Investigating Gef Pt 1: McDonald

Captain McDonald Investigates

In early 1932, Jim Irving wrote to the famed psychic researcher Harry Price about Gef's antics and invited him to visit. At the time Price was too busy working on other cases to investigate in person. So he sent his friend Captain James McDonald to Cashen's Gap in his stead. [1]

McDonald arrived at the farmhouse on February 26. He wrote in his report to Price:
"On my first day, the Irvings showed me cracks in the farmhouse walls where they said the mongoose spied on visitors. I was there till midnight, but the mongoose was silent." 
"As I was leaving to go... a voice screamed: 'Who is that bloody man?' Irving gripped my arm. 'That's the animal!' he said."
Gef took an instant dislike to McDonald. "I've been looking at the man, and I don't like him" he told Jim. "He does not believe in me. He is a doubter!"

The next afternoon, the captain was taking tea with the family when a large needle
ricocheted off the teapot. Jim promptly remarked that Gef was "always throwing things at us".

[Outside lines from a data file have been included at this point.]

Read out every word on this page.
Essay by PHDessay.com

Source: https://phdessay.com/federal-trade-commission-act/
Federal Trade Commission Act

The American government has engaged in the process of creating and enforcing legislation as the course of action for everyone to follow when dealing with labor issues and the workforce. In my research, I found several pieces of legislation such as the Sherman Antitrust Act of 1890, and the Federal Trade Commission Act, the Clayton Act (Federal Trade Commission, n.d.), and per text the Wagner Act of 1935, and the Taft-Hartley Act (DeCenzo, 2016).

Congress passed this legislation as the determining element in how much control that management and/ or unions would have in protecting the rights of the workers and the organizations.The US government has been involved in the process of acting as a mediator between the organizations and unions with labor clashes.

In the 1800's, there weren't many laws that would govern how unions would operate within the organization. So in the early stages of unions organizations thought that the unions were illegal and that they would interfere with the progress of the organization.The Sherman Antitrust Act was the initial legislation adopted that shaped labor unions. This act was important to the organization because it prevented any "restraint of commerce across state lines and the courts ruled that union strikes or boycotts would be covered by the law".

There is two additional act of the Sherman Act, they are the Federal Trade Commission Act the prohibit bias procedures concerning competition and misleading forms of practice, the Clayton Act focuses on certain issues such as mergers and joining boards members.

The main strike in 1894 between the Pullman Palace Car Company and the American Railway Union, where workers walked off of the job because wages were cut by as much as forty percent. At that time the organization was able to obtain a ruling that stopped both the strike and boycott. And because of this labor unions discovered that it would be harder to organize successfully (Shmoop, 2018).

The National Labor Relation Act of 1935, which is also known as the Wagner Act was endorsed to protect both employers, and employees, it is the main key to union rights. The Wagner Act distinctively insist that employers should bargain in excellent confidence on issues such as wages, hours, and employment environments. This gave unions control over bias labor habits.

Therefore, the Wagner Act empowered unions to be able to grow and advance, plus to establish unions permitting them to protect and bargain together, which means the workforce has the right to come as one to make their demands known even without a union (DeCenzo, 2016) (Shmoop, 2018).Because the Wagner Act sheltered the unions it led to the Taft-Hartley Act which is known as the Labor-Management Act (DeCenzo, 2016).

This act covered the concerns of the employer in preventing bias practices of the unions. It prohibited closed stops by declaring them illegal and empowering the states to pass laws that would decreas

The Captain later heard "shrill screams and knockings all over the house" followed by a heavy fall in Voirrey's room. He ran upstairs and discovered a chair left on top of Gef's sanctum had been pushed onto the floor.

That evening, McDonald overheard Mrs Irving talking to Gef upstairs in Voirrey's room. "Won't you come down? I believe in you!" he called up hopefully. "No - I don't mean to stay long," shrieked Gef. "I don't like you!"

Undeterred, McDonald crept quietly up the stairs, hoping to catch the mongoose by surprise. To his chagrin, he slipped on a loose tread and tumbled noisily back down. "He's coming, the dirty old sleech!" [2] yelled Gef indignantly, and promptly fled. It was the last the captain heard from him during his visit.

Mrs Irving tried her utmost to persuade Gef to talk to McDonald, but in vain. "He's damned well not going to get to know my inferior complex," declared the intractable mongoose.

Next: Investigating Gef Pt 2: Harry Price Investigates

[1] The name 'Captain McDonald' was actually a pseudonym for Captain James Denis.

[2] A Manx word meaning a sly or deceitful man.